PLEASE DO NOT RELY ON RAIN OR IRRIGATION TO ESTABLISH NEWLY PLANTED TREES OR SHRUBS. A DEEP SOAKING WITH A HOSE WILL ESTABLISH TREES AND SHRUBS MORE EFFICIENTLY.
EVERGREEN TREES AND SHRUBS: Evergreen trees and shrubs will need to be watered more often in the winter than deciduous shrubs, as their leaves lose moisture to the wind and to the air during our warm winter Central Texas days. It is difficult to recommend a watering frequency due to our constantly changing temperatures. Remember, if it is warm, or windy, your plants will need to be checked more often. I LIKE TO SEND THEM INTO THE DAY HYDRATED IF WIND IS EXPECTED TO BE HIGH.
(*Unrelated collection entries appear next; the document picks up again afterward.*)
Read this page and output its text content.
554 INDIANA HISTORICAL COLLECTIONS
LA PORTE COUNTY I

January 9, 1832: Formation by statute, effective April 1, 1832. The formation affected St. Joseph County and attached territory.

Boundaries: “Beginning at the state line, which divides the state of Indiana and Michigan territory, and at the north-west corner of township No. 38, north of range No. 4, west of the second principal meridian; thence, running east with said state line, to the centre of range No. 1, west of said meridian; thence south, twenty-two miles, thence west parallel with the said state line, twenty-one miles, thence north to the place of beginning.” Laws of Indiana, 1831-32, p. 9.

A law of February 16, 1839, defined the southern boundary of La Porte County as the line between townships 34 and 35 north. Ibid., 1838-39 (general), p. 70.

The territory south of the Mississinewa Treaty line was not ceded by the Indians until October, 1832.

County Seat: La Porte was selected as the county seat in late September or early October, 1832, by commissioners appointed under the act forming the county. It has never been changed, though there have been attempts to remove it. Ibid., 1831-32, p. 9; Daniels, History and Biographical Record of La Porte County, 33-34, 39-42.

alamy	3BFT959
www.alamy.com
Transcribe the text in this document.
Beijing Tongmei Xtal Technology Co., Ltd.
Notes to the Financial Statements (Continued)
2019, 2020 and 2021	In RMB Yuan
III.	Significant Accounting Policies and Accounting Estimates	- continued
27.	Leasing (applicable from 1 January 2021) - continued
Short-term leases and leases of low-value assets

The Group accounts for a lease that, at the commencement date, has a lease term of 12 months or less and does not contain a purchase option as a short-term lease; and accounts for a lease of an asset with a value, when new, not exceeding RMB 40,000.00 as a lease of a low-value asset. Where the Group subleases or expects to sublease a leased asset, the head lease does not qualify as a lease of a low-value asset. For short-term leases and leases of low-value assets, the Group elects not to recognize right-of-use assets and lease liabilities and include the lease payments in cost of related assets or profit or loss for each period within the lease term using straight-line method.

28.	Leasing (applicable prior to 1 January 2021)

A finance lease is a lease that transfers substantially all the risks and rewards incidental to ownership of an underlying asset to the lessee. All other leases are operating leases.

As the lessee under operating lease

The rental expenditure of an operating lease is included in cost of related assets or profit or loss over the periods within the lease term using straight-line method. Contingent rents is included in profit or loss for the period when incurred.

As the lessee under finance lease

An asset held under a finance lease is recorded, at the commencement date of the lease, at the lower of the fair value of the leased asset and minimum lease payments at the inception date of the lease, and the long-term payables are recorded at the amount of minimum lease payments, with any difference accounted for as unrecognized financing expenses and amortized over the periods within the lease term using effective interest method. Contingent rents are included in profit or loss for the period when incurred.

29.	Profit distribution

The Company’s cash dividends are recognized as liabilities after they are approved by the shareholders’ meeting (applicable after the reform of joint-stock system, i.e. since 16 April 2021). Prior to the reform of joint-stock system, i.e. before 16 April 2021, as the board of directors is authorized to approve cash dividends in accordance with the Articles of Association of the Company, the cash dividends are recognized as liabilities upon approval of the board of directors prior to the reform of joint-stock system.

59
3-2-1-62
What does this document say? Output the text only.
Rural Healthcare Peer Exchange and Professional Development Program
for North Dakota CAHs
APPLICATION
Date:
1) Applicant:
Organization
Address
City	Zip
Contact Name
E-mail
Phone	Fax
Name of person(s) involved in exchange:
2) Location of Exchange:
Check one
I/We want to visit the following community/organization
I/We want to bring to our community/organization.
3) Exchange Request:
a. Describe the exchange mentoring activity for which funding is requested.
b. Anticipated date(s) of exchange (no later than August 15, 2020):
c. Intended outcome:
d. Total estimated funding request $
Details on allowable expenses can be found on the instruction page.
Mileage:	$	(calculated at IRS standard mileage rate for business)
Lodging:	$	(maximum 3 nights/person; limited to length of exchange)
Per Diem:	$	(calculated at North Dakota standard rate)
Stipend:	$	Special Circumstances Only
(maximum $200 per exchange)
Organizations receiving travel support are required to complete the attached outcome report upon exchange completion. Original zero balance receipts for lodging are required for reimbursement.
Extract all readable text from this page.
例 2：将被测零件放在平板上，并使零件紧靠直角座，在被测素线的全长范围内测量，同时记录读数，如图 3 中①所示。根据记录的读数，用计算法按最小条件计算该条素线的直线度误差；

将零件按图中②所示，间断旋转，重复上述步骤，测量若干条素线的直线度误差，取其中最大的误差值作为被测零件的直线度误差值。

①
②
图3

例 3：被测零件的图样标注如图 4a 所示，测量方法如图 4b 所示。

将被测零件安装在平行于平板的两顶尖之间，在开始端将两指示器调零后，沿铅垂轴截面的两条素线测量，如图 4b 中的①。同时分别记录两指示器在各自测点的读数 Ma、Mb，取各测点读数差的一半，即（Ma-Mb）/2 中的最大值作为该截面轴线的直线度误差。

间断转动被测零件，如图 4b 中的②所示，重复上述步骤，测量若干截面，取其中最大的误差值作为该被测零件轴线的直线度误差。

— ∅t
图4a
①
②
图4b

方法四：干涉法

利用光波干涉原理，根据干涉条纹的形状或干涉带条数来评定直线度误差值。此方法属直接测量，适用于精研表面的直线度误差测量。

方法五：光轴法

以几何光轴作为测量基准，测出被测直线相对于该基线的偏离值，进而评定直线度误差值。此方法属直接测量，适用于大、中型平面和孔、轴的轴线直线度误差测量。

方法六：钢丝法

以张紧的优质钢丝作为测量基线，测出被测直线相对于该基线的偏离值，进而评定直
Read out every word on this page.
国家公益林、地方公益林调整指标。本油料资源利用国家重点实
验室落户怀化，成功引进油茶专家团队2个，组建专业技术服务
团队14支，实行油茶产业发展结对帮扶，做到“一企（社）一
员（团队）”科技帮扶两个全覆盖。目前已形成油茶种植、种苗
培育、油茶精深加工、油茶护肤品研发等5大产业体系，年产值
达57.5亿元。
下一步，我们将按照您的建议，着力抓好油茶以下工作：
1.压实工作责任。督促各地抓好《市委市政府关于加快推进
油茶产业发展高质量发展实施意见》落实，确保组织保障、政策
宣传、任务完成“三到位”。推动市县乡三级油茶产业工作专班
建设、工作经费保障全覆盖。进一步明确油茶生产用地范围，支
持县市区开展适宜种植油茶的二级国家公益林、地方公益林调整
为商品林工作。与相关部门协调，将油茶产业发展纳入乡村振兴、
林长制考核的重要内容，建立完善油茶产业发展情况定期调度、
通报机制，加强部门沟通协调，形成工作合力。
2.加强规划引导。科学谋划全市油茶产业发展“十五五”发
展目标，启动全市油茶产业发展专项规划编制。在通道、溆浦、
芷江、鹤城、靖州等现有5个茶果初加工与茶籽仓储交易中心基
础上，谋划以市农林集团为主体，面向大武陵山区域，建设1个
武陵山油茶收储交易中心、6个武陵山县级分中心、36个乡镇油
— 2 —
DECIDUOUS TREES AND SHRUBS: Trees and shrubs which lose their leaves in the winter will still need to be watered regularly during the establishment period. Roots will grow all winter, and will reward you with a tree or shrub that will better adapt to our hot summer weather. Again, check the soil regularly, and water as needed. The soil may dry between waterings, but not remain dry TOO long. Every week to two weeks should suffice depending on the species and size of the rootball. Smaller root balls will dry more quickly than larger root balls. There is really no substitute for checking the soil with your finger to determine if soil is dry. Temperature, wind and soil type will be the determining factors in how often to water your tree.
Temperature Guidelines for Frequency of Watering (Evergreen Trees will need to be more closely monitored than Deciduous Trees)
90-100 Degrees every day
80-90 Degrees every other day
50-80 Degrees twice a week
Winter once a week
NOTE: These are “guidelines only”. Nothing can replace frequent monitoring of soil moisture.
EVERGREEN PERENNIALS: Evergreen, winter-hardy perennials such as Salvia greggii, Pink Skullcap, and Blackfoot Daisy are easily established during the winter in Central Texas. Like the evergreen shrubs, water them on warm or windy days. The soil should be allowed to dry when it is cool, and should be checked weekly for moisture.
Remember that tender plants such as lemons and other citrus, bougainvillea, and plumeria need to come inside during cold temperatures. Frost cloth and mulch may help borderline plants survive cold weather, but only provide a few degrees of protection.